The classifier generation method according to claim 11 or 12. (A1) obtaining first biological data including an event-related potential of the user and a first label associated with the first biological data;
(A2) Referring to a generation rule that is stored in the memory and includes at least one of at least one change value of time and at least one change value of amplitude, and at least one of the change value of time and the change value of amplitude And generating at least one second biometric data by changing the first biometric data,
(A3) outputting the at least one second biological data associated with the first label as the learning data for the user;
A program to be executed by a computer. (A4) Before the processing (a2), the information of the event section corresponding to the event-related potential is acquired, and the information included in the first biological data is referred to with reference to the information of the event section. Extract one time interval,
In the process (a2), by using at least one of the time change value and the amplitude change value, the first biometric data in the first time interval is changed to change the at least one second value. Generate biometric data,
The program according to claim 14. The first biological data includes an event-related potential of the user's brain wave,
The change value of the time is a value for changing the measurement time of the biometric data within a range of −250 milliseconds to 250 milliseconds,
The amplitude change value is a value for changing the amplitude value of the biological data within a range of 0.1 times or more and 1.9 times or less.

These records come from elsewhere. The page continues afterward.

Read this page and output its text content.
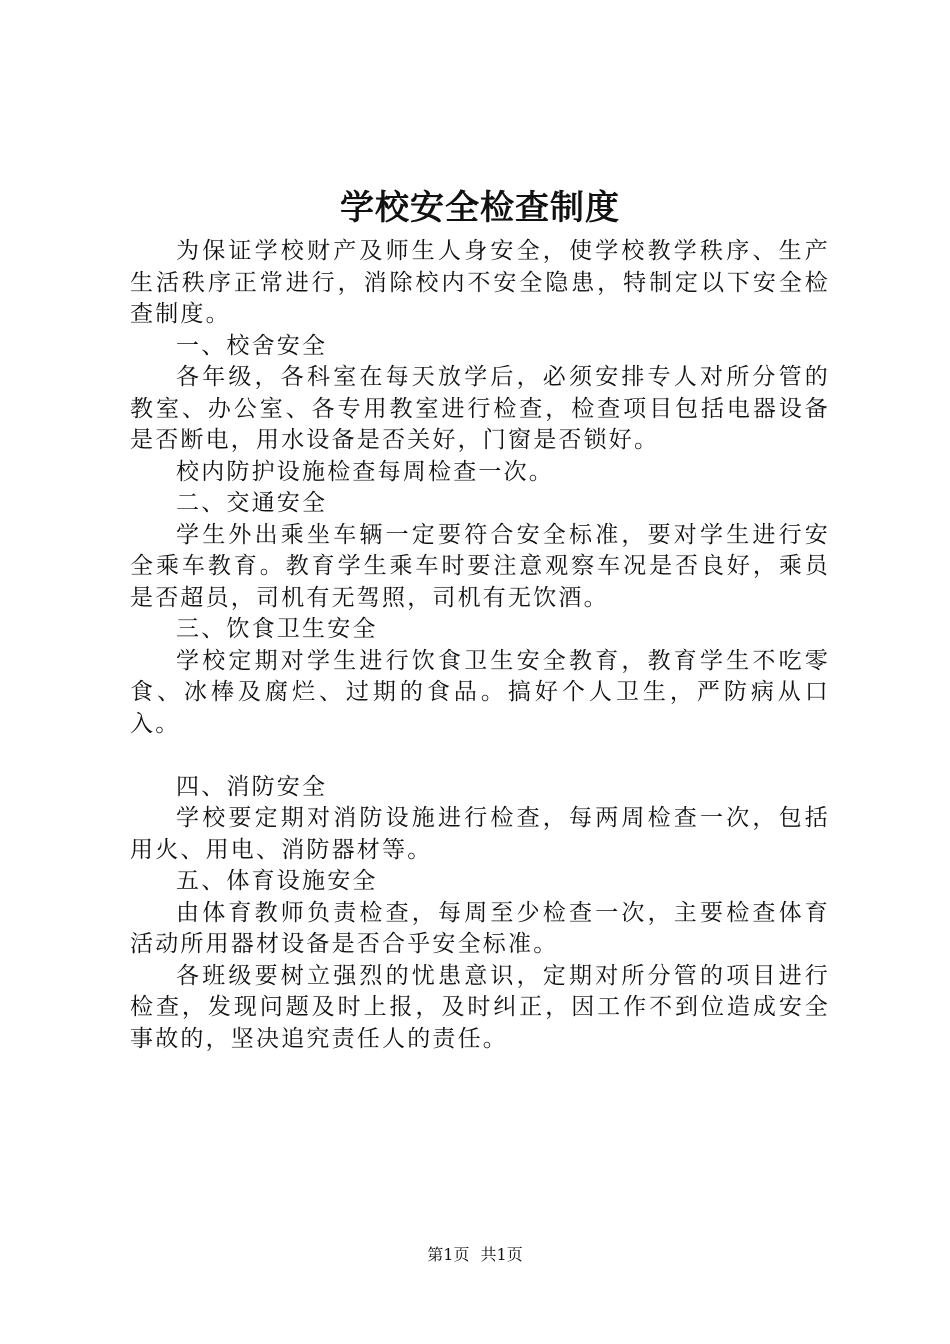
学校安全检查制度

为保证学校财产及师生人身安全，使学校教学秩序、生产生活秩序正常进行，消除校内不安全隐患，特制定以下安全检查制度。

一、校舍安全

各年级，各科室在每天放学后，必须安排专人对所分管的教室、办公室、各专用教室进行检查，检查项目包括电器设备是否断电，用水设备是否关好，门窗是否锁好。

校内防护设施检查每周检查一次。

二、交通安全

学生外出乘坐车辆一定要符合安全标准，要对学生进行安全乘车教育。教育学生乘车时要注意观察车况是否良好，乘员是否超员，司机有无驾照，司机有无饮酒。

三、饮食卫生安全

学校定期对学生进行饮食卫生安全教育，教育学生不吃零食、冰棒及腐烂、过期的食品。搞好个人卫生，严防病从口入。

四、消防安全

学校要定期对消防设施进行检查，每两周检查一次，包括用火、用电、消防器材等。

五、体育设施安全

由体育教师负责检查，每周至少检查一次，主要检查体育活动所用器材设备是否合乎安全标准。

各班级要树立强烈的忧患意识，定期对所分管的项目进行检查，发现问题及时上报，及时纠正，因工作不到位造成安全事故的，坚决追究责任人的责任。

第1页 共1页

The program according to claim 14 or 15. (B1) first biological data including an event-related potential of the user, third biological data including the event-related potential of the user, a first label associated with the first biological data, Obtaining a second label associated with the third biometric data;
(B2) Referring to a generation rule that is stored in the memory and includes at least one of a change value of at least one time and a change value of at least one amplitude, and at least one of the change value of time and the change value of amplitude And generating at least one second biological data and at least one fourth biological data by changing each of the first biological data and the third biological data,
(B3) A discriminator is generated using learning data including the first biological data, the at least one second biological data, the third biological data, and the at least one fourth biological data. That
A program to be executed by a computer. (B4) Before the process (b2), the information on the event section corresponding to the event-related potential is acquired, and the information on the event section is referred to, and the first biological data and the third data A first time interval and a third time interval included in each of the biometric data of
In the process (b2), using at least one of the time change value and the amplitude change value, the first biometric data in the first time interval and the third biometric in the third time interval Changing each of the data to generate the at least one second biometric data and the at least one fourth biometric data;
The program according to claim 17. The first biological data and the third biological data include event-related potentials of the user's brain waves,
The change value of the time is a value for changing the measurement time of the biometric data within a range of −250 milliseconds to 250 milliseconds,
The amplitude change value is a value for changing the amplitude value of the biological data within a range of 0.1 times or more and 1.9 times or less.
The program according to claim 17 or 18.